I think it is important for kids to learn about money by spending on good decisions and bad decisions. Ds18 spent money on card games when he was younger but started saving his money when that fad left his life. Over the years he bought a few movie tickets, lunches out with friends, concert tickets etc but he has never been into buying things just for the sake of buying things. I do not pay my kids an allowance, if they want pocket cash they do extra chores (above thier standard family chores) to ear it.

 

DD14 tended to have more 'burning a hole in her pocket" style. She learned quickly by making some bad choices and regretting it. There was only a couple times when I stepping in to slow her down, not by controlling what she bought, but by making her wait a week between purchases. She went through a Webkin phase where she was buying items she didn't really like just because they were going to be 'retired'. I talked to her about marketing, and she eventually saw through the 'scam' but it took her making some bad choices to reallyl bring it home. Now she is great on saving/spending her own money.
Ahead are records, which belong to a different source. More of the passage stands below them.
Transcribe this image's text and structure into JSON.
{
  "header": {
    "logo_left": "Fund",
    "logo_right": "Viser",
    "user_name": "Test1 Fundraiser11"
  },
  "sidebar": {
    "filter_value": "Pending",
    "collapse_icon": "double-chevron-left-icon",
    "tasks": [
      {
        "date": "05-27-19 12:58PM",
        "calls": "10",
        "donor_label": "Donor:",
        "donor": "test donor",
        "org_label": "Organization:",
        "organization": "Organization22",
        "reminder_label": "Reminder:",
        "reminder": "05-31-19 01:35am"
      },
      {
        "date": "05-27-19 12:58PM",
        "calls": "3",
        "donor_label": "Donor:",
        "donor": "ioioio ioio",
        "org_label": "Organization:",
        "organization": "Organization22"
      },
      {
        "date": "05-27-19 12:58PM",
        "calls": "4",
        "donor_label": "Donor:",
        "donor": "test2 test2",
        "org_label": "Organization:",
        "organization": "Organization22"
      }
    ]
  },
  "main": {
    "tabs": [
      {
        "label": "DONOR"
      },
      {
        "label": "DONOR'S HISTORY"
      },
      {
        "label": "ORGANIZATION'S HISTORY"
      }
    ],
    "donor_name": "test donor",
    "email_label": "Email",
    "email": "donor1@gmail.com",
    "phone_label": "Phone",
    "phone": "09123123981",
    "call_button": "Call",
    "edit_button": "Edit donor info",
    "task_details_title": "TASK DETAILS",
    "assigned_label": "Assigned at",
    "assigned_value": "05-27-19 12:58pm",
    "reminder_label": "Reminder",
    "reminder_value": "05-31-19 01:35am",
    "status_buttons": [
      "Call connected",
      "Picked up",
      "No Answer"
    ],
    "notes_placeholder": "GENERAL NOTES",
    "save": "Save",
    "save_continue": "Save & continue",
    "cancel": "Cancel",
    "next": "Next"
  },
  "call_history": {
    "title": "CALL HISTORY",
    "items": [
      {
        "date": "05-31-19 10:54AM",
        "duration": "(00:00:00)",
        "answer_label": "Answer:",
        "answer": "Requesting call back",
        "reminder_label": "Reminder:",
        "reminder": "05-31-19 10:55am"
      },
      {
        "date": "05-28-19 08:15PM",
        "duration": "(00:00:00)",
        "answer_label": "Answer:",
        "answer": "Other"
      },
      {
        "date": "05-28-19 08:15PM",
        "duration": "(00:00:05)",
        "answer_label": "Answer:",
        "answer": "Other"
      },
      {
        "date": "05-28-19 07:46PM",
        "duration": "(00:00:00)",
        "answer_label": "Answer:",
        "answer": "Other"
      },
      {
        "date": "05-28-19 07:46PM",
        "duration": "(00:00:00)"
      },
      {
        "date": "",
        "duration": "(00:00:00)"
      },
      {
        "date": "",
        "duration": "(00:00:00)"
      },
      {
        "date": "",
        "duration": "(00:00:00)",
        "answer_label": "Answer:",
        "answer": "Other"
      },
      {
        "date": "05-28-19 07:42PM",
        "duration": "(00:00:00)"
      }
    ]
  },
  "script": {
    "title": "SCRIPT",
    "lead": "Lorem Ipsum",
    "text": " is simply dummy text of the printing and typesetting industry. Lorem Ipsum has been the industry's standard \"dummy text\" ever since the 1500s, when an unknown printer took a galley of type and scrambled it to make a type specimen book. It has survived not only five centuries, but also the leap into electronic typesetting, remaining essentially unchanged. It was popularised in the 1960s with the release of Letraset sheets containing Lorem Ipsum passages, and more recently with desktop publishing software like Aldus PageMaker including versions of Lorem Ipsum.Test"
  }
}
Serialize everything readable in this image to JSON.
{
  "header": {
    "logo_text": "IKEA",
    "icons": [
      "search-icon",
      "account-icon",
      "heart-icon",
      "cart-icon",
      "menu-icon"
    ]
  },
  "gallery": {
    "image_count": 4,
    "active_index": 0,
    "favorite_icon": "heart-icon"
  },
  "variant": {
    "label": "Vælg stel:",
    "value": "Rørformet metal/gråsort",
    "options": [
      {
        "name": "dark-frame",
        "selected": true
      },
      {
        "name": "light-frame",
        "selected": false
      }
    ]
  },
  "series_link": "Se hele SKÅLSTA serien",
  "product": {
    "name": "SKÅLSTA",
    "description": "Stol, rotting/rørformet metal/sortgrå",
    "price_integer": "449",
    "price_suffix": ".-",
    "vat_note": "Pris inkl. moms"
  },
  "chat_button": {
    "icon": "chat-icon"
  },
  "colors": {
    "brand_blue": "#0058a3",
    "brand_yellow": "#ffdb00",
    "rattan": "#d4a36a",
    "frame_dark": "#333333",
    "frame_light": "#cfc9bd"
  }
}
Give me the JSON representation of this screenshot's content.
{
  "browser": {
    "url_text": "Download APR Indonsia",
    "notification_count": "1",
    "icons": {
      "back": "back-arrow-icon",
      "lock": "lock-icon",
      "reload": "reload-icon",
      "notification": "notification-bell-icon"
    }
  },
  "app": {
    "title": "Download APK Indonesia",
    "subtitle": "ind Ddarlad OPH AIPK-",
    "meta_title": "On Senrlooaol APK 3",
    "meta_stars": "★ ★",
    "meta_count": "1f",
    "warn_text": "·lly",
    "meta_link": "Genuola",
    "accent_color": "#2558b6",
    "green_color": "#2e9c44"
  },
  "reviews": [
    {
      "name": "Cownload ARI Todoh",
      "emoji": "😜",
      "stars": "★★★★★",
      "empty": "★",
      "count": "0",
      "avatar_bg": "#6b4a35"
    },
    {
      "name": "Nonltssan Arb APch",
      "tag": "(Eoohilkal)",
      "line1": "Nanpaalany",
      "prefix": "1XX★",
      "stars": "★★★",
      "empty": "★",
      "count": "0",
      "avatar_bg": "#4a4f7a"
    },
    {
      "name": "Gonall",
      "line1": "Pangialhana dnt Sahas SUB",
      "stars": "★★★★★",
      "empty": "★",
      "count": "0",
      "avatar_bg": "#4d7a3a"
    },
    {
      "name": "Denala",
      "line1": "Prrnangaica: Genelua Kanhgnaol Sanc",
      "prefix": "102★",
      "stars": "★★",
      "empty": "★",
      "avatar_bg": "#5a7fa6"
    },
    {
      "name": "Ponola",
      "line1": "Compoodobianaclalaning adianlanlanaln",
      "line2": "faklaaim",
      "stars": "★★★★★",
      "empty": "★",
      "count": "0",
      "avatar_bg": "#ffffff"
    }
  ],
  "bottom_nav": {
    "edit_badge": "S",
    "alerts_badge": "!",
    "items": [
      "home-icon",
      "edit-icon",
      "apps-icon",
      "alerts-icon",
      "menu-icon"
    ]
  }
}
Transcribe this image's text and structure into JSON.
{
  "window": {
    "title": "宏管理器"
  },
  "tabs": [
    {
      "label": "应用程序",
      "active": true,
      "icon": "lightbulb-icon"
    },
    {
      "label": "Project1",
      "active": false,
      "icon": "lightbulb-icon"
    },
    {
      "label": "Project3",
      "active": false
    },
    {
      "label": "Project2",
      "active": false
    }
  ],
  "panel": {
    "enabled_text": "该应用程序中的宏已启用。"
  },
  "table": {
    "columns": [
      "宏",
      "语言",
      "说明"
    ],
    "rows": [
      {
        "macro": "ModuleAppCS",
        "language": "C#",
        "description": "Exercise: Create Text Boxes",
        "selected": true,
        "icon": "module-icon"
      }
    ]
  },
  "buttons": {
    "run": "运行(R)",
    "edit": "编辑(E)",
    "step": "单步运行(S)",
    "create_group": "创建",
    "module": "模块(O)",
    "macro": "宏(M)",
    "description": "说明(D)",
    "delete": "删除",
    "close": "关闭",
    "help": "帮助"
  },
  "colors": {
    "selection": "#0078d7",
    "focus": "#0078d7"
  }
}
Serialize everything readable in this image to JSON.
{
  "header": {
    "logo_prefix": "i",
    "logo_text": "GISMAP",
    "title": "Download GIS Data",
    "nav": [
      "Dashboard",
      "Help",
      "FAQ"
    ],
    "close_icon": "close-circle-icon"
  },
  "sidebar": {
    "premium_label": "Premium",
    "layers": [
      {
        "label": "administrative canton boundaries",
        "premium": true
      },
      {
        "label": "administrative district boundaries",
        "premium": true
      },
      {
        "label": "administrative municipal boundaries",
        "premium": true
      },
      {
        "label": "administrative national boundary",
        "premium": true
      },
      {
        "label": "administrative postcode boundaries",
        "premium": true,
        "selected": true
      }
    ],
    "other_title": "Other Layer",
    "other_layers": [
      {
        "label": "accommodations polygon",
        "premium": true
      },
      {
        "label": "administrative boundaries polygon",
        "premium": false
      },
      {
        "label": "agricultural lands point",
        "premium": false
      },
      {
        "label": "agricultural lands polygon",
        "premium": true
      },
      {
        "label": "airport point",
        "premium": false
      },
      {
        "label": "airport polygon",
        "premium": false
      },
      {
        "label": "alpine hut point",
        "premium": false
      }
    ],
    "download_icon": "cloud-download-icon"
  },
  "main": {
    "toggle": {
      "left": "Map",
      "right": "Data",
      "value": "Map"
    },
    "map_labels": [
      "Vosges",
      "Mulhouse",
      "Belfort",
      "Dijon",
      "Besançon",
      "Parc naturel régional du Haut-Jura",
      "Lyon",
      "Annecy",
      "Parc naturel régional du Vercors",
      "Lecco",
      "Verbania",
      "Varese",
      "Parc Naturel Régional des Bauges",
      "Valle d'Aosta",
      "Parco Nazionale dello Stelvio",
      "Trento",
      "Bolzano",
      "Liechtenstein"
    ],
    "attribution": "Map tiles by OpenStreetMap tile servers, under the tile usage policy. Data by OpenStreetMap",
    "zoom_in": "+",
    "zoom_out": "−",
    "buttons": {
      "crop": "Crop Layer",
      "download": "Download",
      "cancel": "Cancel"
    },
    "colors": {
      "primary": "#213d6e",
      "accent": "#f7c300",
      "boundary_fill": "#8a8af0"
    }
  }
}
She likes electronics so she has to save fo a while to get enough money to buy them. Last year she helped to pay for a laptop at Christmas and this year it is an iPad.

 

DD5 likes treats at this point. She spends her dollars on the ice cream truck. LOL I won't buy items from the truck so she has to pay for this privledge with her own money. LOL

 

 

I do not expect my kids to contribute to college funds until they are in highschool.